Groundbreaking for Bleutech Park Las Vegas is scheduled for December, according to a news release issued last month, but the $7.5 billion, six-year-long project’s location has yet to be officially announced.
“I can’t confirm the location at this time,” project spokesman Tom Letizia told the Current. “We are having an event on August 26th to make that announcement.”
Letizia says the project is fully funded by Bleutech Park Properties, Inc., a Real-Estate Investment Trust (REIT). The REIT is “supported by leading institutional investors and private equity investments,” according to the news release. Bleutech Park, a Delaware company, filed corporate papers with the Nevada Secretary of State in July.
REITs pool investor capital to purchase or develop income-producing property. They differ from traditional real estate investment funds in that property held must also be operated by the investment company rather than sold.
Bleutech Park has the backing of Laborers’ Union president Tommy White, who says he attended a presentation on the project, which, according to the release, will be heavy on robotics.
“It doesn’t affect me at all,” White said of jobs for his members. “‘Cause somebody’s gotta run those robots.”
White says the union is planning training sessions for members to learn the skills required to operate robotic equipment.

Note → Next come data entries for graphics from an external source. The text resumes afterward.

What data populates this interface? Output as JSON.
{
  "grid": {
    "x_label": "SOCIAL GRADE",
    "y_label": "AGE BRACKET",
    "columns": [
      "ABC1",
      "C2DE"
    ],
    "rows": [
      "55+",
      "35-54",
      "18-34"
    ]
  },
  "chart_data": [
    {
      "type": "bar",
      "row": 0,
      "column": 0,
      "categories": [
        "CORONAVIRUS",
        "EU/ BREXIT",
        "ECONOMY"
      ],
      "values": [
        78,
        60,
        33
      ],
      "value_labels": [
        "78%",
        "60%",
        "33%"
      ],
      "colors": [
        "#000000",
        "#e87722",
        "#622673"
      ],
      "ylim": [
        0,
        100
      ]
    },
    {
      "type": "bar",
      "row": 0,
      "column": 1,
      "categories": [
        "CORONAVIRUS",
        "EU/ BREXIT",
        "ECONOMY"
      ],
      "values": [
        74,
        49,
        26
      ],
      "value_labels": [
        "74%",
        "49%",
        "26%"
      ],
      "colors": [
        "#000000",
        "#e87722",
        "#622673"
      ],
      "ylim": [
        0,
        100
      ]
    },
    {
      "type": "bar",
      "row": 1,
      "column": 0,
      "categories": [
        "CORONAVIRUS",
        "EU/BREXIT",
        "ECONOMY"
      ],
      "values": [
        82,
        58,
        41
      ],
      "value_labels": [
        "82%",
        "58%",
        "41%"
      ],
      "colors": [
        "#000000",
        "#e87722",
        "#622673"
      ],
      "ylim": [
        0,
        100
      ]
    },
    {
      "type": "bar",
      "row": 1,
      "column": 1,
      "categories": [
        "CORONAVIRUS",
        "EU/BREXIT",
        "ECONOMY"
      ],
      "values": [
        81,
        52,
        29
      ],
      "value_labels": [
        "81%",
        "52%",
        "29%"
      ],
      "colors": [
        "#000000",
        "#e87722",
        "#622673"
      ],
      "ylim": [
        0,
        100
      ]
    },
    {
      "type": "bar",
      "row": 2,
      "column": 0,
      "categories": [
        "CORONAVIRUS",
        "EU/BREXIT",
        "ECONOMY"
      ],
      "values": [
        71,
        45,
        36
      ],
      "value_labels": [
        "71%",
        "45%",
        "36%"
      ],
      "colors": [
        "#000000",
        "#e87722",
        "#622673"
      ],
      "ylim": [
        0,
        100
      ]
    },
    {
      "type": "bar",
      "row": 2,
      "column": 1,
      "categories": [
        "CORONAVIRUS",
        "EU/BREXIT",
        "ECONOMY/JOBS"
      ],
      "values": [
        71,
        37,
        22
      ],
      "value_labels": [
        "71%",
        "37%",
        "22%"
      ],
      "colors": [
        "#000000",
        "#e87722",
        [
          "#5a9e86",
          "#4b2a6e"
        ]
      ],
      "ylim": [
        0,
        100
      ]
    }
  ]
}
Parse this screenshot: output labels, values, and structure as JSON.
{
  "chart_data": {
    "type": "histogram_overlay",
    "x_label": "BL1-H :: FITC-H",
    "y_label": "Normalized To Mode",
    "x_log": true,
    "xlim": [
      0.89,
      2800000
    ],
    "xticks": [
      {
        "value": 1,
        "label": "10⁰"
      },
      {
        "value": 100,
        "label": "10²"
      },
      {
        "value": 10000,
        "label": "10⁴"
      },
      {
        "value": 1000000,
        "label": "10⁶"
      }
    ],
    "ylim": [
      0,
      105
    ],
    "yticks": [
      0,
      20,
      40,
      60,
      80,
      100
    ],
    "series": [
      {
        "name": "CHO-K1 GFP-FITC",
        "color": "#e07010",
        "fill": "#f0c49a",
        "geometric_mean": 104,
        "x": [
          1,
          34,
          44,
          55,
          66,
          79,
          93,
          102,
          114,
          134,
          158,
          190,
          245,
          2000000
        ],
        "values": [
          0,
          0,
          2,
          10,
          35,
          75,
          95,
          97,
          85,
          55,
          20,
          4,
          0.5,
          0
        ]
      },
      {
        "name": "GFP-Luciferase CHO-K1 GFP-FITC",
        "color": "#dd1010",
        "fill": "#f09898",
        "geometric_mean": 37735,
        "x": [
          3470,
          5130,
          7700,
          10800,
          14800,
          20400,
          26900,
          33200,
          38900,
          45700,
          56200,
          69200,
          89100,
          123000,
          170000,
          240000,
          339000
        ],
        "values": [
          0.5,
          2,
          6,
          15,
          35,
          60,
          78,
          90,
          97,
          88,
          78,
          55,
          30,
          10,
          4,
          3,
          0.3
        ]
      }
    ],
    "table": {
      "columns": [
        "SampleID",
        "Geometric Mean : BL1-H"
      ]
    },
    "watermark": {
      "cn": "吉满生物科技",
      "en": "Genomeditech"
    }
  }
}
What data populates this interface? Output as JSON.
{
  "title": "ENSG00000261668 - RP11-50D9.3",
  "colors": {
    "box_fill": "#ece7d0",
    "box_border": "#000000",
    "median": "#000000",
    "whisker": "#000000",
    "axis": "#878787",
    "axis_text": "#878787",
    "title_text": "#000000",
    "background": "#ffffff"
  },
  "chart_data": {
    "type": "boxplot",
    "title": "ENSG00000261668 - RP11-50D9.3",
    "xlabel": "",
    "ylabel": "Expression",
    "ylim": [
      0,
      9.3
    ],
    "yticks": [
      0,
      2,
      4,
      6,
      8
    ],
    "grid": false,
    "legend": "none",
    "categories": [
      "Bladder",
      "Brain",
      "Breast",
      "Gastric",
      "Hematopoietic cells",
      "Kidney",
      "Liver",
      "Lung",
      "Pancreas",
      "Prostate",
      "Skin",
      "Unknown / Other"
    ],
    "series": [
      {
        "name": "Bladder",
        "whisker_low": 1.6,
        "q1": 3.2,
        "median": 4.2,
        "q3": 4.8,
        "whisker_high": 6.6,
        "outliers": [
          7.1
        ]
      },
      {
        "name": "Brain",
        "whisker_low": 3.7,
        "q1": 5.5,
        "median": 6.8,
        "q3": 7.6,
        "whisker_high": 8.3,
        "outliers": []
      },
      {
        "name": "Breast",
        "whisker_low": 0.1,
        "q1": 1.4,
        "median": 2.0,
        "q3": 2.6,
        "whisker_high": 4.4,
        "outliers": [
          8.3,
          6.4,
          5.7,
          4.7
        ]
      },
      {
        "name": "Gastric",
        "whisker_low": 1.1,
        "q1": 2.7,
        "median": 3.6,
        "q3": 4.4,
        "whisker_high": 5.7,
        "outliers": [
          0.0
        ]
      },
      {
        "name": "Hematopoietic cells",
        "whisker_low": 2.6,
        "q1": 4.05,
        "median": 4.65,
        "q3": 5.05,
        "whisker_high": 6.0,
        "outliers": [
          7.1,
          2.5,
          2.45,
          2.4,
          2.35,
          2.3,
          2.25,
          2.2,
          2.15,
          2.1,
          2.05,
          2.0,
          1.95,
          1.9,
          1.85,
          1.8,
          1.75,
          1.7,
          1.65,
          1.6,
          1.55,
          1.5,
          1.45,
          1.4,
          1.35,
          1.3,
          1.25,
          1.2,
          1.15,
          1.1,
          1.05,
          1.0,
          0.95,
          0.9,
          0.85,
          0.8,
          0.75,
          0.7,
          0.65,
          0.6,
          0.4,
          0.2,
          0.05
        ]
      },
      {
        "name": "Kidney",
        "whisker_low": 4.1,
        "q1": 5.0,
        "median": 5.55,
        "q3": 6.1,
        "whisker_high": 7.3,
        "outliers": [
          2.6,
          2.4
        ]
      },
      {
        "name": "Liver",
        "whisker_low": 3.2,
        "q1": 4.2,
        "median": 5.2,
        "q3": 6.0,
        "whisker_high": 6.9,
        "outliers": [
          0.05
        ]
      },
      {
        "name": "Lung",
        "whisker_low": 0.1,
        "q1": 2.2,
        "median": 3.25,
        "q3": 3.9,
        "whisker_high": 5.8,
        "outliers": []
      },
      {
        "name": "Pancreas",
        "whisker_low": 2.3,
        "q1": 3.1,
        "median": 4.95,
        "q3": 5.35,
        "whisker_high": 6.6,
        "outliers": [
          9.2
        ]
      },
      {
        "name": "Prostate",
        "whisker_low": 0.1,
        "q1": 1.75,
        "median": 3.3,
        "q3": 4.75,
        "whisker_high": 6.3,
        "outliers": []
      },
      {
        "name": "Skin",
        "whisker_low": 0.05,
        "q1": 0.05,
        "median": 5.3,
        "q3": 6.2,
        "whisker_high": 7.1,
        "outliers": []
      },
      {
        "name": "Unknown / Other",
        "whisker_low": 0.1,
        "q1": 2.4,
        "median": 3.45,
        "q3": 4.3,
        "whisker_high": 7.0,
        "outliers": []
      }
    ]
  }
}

“It’s going to be the first in the U.S.,” White said of the ultra-tech project. “But I imagine there will be a lot more.”
“The net-zero buildings within their own insular mini-city will feature automated multi-functional designs, renewable energies from solar/wind/water/kinetic, autonomous vehicles, artificial intelligence (AI), augmented reality, Internet of Things (IoT), robotics, supertrees, and self-healing concrete structures,” the news release announcing Bleutech Park said.
In a town where development plans fail to materialize almost as frequently as they take shape, White says Bleutech appears to be the real deal. CISCO and Martin-Harris Construction are among the project’s listed “partners.”
“I sat in on the meeting CISCO was at. CISCO doesn’t want its name tarnished on a project that’s not going to happen. It looks more legitimate to me than Faraday,” White said, invoking Faraday Future’s failed plans to build a $1 billion electric car plant near North Las Vegas.